Si les caractéristiques Fae de Ryker étaient retirées de son corps, il imaginait qu’il resterait entièrement vide. Pouvait-il accorder une confiance sans borne à ces mâles ? Voilà, la vraie question qui lui traversait l’esprit. Il était trop tôt pour lui. Il ne les connaissait pas bien.
Que se passerait-il s’il avouait la vérité à Sol ? Ryker ne voulait nullement risquer la sécurité de sa mère. Heureusement, elle avait gardé la bouche fermée après l’arrivée des policiers, donc rien ne l’impliquait dans sa tentative d’évasion.
« Dégage ! » résonna une voix féminine dans la cafétéria.
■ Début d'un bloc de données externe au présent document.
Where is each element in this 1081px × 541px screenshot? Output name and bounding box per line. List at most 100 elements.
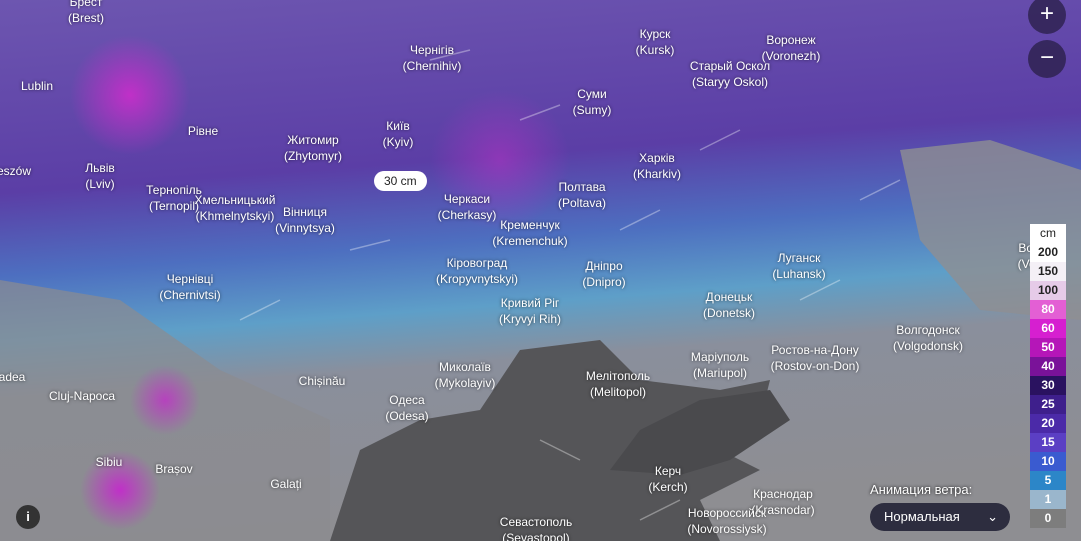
city-name: Chișinău (298, 374, 346, 388)
city-name: Маріуполь (690, 350, 750, 364)
city-latin: (Voronezh) (761, 49, 821, 63)
city: Sibiu (96, 454, 123, 470)
city-name: Кременчук (500, 218, 560, 232)
city: Galați (270, 476, 301, 492)
legend-item: 1 (1030, 490, 1066, 509)
city-latin: (Rostov-on-Don) (770, 359, 860, 373)
city-name: adea (0, 370, 26, 384)
city: Львів (Lviv) (85, 160, 115, 192)
city-name: Одеса (389, 393, 425, 407)
city-name: Брест (69, 0, 103, 9)
chevron: ⌄ (987, 509, 998, 524)
city: Курск (Kursk) (636, 26, 675, 58)
city-latin: (Sumy) (572, 103, 612, 117)
city-latin: (Kyiv) (382, 135, 414, 149)
wind-select[interactable]: Нормальная ⌄ (870, 503, 1010, 531)
city-name: Lublin (20, 79, 54, 93)
city-latin: (Staryy Oskol) (691, 75, 769, 89)
city-latin: (Sevastopol) (502, 531, 570, 541)
city-name: Миколаїв (439, 360, 491, 374)
snow-area (70, 35, 190, 155)
city: Хмельницький (Khmelnytskyi) (195, 192, 276, 224)
city-latin: (Lviv) (85, 177, 115, 191)
legend-item: 100 (1030, 281, 1066, 300)
city-name: Тернопіль (146, 183, 202, 197)
legend-item: 40 (1030, 357, 1066, 376)
city: Lublin (21, 78, 53, 94)
city: Волгодонск (Volgodonsk) (893, 322, 963, 354)
city-latin: (Kropyvnytskyi) (435, 272, 519, 286)
city-name: Sibiu (95, 455, 123, 469)
city: Старый Оскол (Staryy Oskol) (690, 58, 770, 90)
city-name: Львів (85, 161, 115, 175)
city-latin: (Kursk) (635, 43, 675, 57)
legend-item: 200 (1030, 243, 1066, 262)
city-latin: (Brest) (68, 11, 104, 25)
city: Луганск (Luhansk) (772, 250, 825, 282)
legend-item: 0 (1030, 509, 1066, 528)
legend-item: 25 (1030, 395, 1066, 414)
city-name: Кіровоград (446, 256, 508, 270)
legend-unit: cm (1030, 224, 1066, 243)
legend-item: 5 (1030, 471, 1066, 490)
wind-option: Нормальная (884, 509, 960, 524)
city: Кременчук (Kremenchuk) (492, 217, 567, 249)
city-latin: (Kremenchuk) (492, 234, 568, 248)
city-name: Мелітополь (585, 369, 651, 383)
city-name: Житомир (287, 133, 339, 147)
city-name: Новороссийск (687, 506, 767, 520)
city: eszów (0, 163, 31, 179)
city-name: eszów (0, 164, 32, 178)
city-name: Вінниця (283, 205, 327, 219)
city-name: Київ (386, 119, 410, 133)
sea (610, 390, 790, 475)
city-name: Рівне (187, 124, 219, 138)
city-name: Севастополь (499, 515, 573, 529)
city: Brașov (155, 461, 192, 477)
city: Харків (Kharkiv) (633, 150, 681, 182)
city: Chișinău (299, 373, 346, 389)
city: Чернівці (Chernivtsi) (159, 271, 220, 303)
city-name: Чернігів (409, 43, 455, 57)
city-name: Ростов-на-Дону (771, 343, 859, 357)
city: Кривий Ріг (Kryvyi Rih) (499, 295, 561, 327)
city-name: Cluj-Napoca (48, 389, 116, 403)
city-latin: (Kryvyi Rih) (499, 312, 561, 326)
legend-item: 150 (1030, 262, 1066, 281)
city-latin: (Mykolayiv) (434, 376, 496, 390)
city-name: Харків (639, 151, 675, 165)
snow-area (80, 450, 160, 530)
city-name: Краснодар (753, 487, 813, 501)
city-name: Воронеж (766, 33, 816, 47)
city: Суми (Sumy) (573, 86, 612, 118)
city-latin: (Volgodonsk) (892, 339, 964, 353)
city-latin: (Kharkiv) (632, 167, 682, 181)
zoom-out[interactable]: − (1028, 40, 1066, 78)
legend-item: 60 (1030, 319, 1066, 338)
city-name: Кривий Ріг (500, 296, 560, 310)
legend-item: 10 (1030, 452, 1066, 471)
info-button[interactable]: i (16, 505, 40, 529)
city: Житомир (Zhytomyr) (284, 132, 342, 164)
city: Кіровоград (Kropyvnytskyi) (436, 255, 518, 287)
city: Чернігів (Chernihiv) (403, 42, 462, 74)
city: Cluj-Napoca (49, 388, 115, 404)
city-latin: (Dnipro) (582, 275, 626, 289)
city-latin: (Chernihiv) (402, 59, 462, 73)
city-name: Керч (654, 464, 682, 478)
city-latin: (Zhytomyr) (284, 149, 342, 163)
zoom-in[interactable]: + (1028, 0, 1066, 34)
city-name: Волгодонск (896, 323, 960, 337)
city-latin: (Vinnytsya) (275, 221, 335, 235)
legend-item: 80 (1030, 300, 1066, 319)
city-name: Brașov (155, 462, 193, 476)
city: Севастополь (Sevastopol) (500, 514, 572, 541)
city: Київ (Kyiv) (383, 118, 414, 150)
city-name: Луганск (777, 251, 821, 265)
city-name: Дніпро (585, 259, 623, 273)
city-latin: (Novorossiysk) (687, 522, 767, 536)
city-name: Старый Оскол (689, 59, 771, 73)
city: Мелітополь (Melitopol) (586, 368, 650, 400)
Les regards se tournèrent vers les doubles portes ouvertes à l’autre bout de la pièce.
Ryker resta bouche bée devant la silhouette agile qui se contorsionnait dans les bras d’un mâle. Ryker venait à peine d’arriver, il ne connaissait ni le nom du mâle ni son rôle dans l’école. Les cheveux roses de la femelle s’emmêlaient. Elle se contorsionnait dans ses bras. Elle luttait pour essayer de se libérer.
Au début, il ne put rien voir d’autre. Lorsque son visage se tourna, Ryker remarqua qu’elle rougissait, mais pas d’embarras. Elle se déchaînait comme l’enfer. Il la regardait, et il voyait une tempête sur l’océan. Le feu provocateur qui flamboyait dans ses yeux gris brillait. Mais il détectait aussi une autre énergie derrière sa rage.
Il ne pouvait s’empêcher de s’interroger sur son histoire. Contrairement aux autres étudiants, elle était arrivée au réfectoire avec un pantalon ample en coton et un débardeur froissé. Ryker pencha la tête, il remarqua qu’elle ne portait rien aux pieds. Plutôt inhabituel !
En une fraction de seconde, la femelle avait donné un coup de pied au Fae sur sa droite. Ryker grimaça et plaça sa main sur son aine tandis que le pied de la femelle se connectait pile entre les jambes du gardien. Tous les mâles dans la pièce furent pris de sympathie. Un seul coup à cet endroit suffisait pour se souvenir à jamais de la douleur provoquée.